Page 62 - Microsoft Word - AA. Navis - Rubuhnya Surau Kami _Kumpulan Cerpen_
P. 62
Namun hati anak muda itu belum juga tentram. Itu dilihat oleh orang tua itu, maka
tersenyumlah ia. Seperti senyuman seorang insinyur melihat perdebatan kuli-kuli
tentang suatu bangunan. Tapi sebagai orang tua yang telah banyak makan asam garam
kehidupan, ia tidak hendak melecehkan kesukaran orang lain. Meski kesukaran itu
hanyalah tetek bengek belaka. Dan senyumnya lekas-lekas dikulumnya. Dan sebagai
orang tua, yang lebih tahu segala hal, ia dapat memahami betapa kesukaran itu
mengamuki hati seseorang. Karena itu ia pun tahu bagaimana menasihatinya, hingga
nasihatnya menjadi benar-benar berharga dan dapat diikuti dengan mudah. Menurut
sangkanya, anak muda itu sedang dalam keadaan terjepit. Ia tahu, Hasibuan sedang
dalam percintaan dengan seorang gadis. Itu dapat dilihatnya kemarin malam. Hasibuan
berjalan demikian mesranya di samping gadis itu. Taksirannya, kalau gadis itu tahu
betapa halnya Hasibuan dengan gadis desa yang ditemuinya di atas bis dulu itu, tentu
si gadisnya ini akan menyayangkan hal-hal yang bukan-bukan.

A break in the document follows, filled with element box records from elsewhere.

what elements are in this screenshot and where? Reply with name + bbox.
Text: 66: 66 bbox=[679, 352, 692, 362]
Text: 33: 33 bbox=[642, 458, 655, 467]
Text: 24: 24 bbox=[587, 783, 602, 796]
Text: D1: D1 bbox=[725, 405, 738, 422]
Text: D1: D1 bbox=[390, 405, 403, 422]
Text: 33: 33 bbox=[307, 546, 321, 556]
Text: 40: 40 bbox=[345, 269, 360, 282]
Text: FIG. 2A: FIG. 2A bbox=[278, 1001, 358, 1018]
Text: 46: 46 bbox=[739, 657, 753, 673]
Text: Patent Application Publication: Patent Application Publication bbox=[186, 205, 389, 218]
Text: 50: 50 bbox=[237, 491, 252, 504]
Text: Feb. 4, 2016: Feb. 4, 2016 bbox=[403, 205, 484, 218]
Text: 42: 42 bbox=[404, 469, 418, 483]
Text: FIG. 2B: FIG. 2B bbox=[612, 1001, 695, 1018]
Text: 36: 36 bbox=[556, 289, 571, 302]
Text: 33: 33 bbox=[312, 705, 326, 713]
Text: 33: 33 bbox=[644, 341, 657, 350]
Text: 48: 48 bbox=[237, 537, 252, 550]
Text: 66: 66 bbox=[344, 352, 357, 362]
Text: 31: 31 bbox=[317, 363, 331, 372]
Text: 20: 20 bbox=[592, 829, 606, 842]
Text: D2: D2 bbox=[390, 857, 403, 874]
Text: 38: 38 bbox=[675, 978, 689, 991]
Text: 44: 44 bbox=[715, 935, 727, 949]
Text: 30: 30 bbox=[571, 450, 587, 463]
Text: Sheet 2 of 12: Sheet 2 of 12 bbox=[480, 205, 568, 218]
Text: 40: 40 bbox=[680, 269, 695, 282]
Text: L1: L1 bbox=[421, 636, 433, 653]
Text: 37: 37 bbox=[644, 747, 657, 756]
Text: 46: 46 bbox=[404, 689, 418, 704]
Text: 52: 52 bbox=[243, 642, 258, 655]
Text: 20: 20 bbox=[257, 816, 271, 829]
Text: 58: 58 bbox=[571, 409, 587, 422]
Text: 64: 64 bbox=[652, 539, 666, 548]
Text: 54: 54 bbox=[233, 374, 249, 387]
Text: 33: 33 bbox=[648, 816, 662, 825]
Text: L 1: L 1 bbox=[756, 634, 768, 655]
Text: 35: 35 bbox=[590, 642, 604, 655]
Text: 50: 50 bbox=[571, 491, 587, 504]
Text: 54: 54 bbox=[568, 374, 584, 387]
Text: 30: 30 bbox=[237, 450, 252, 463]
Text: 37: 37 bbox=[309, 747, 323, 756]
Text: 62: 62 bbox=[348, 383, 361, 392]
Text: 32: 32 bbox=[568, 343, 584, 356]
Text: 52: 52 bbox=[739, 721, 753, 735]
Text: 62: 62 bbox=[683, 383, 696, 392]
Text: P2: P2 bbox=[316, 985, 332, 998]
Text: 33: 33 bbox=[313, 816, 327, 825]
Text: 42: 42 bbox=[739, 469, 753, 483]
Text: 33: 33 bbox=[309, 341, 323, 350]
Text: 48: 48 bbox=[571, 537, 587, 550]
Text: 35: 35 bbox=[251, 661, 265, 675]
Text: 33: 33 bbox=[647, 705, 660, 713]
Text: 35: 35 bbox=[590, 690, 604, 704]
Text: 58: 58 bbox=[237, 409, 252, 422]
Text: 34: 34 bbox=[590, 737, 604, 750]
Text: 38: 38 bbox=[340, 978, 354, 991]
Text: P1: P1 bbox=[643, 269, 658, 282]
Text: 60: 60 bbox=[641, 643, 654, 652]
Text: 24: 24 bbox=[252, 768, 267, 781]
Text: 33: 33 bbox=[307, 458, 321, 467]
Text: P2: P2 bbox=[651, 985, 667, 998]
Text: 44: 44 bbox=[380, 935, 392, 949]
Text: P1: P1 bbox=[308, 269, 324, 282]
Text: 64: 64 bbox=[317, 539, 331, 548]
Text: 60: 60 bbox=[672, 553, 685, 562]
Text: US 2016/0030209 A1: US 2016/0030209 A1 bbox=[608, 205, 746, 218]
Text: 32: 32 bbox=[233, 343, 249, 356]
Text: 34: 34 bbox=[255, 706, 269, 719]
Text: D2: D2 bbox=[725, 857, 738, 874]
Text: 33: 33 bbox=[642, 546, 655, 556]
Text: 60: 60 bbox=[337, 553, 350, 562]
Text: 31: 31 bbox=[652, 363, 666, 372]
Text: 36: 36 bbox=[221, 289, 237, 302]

"Haa," katanya tiba-tiba. "Aku tahu kesukaranmu yang selalu menggelisahkanmu itu.
Jangan kausangsikan. Ikutilah nasihatku. Aku dapat mengerti segala hati. Karena aku
sudah tua, telah lama hidup dan sudah banyak pengalaman. Pada air mukamu yang
muda itu, dapat aku baca semua. Mengaku sajalah kepadaku. Jangan bersembunyi
lagi, kepada orang tua ini. Takkan baik akibatnya. Mengaku sajalah. Kau sedang
bercinta dengan seorang gadis, bukan? Ah, jangan membantah. Kau bawalah gadis itu
ke sini. Dan jangan lupa, gadis yang sedang mencuri hatimu itu. Bawa dia kesini. Nanti
aku dapat menyelesaikan kesukaranmu dengan mudah. Ikutilah nasihatku. Nasihat
orang tua yang telah banyak pengalaman ini. Bawa dia besok, ya."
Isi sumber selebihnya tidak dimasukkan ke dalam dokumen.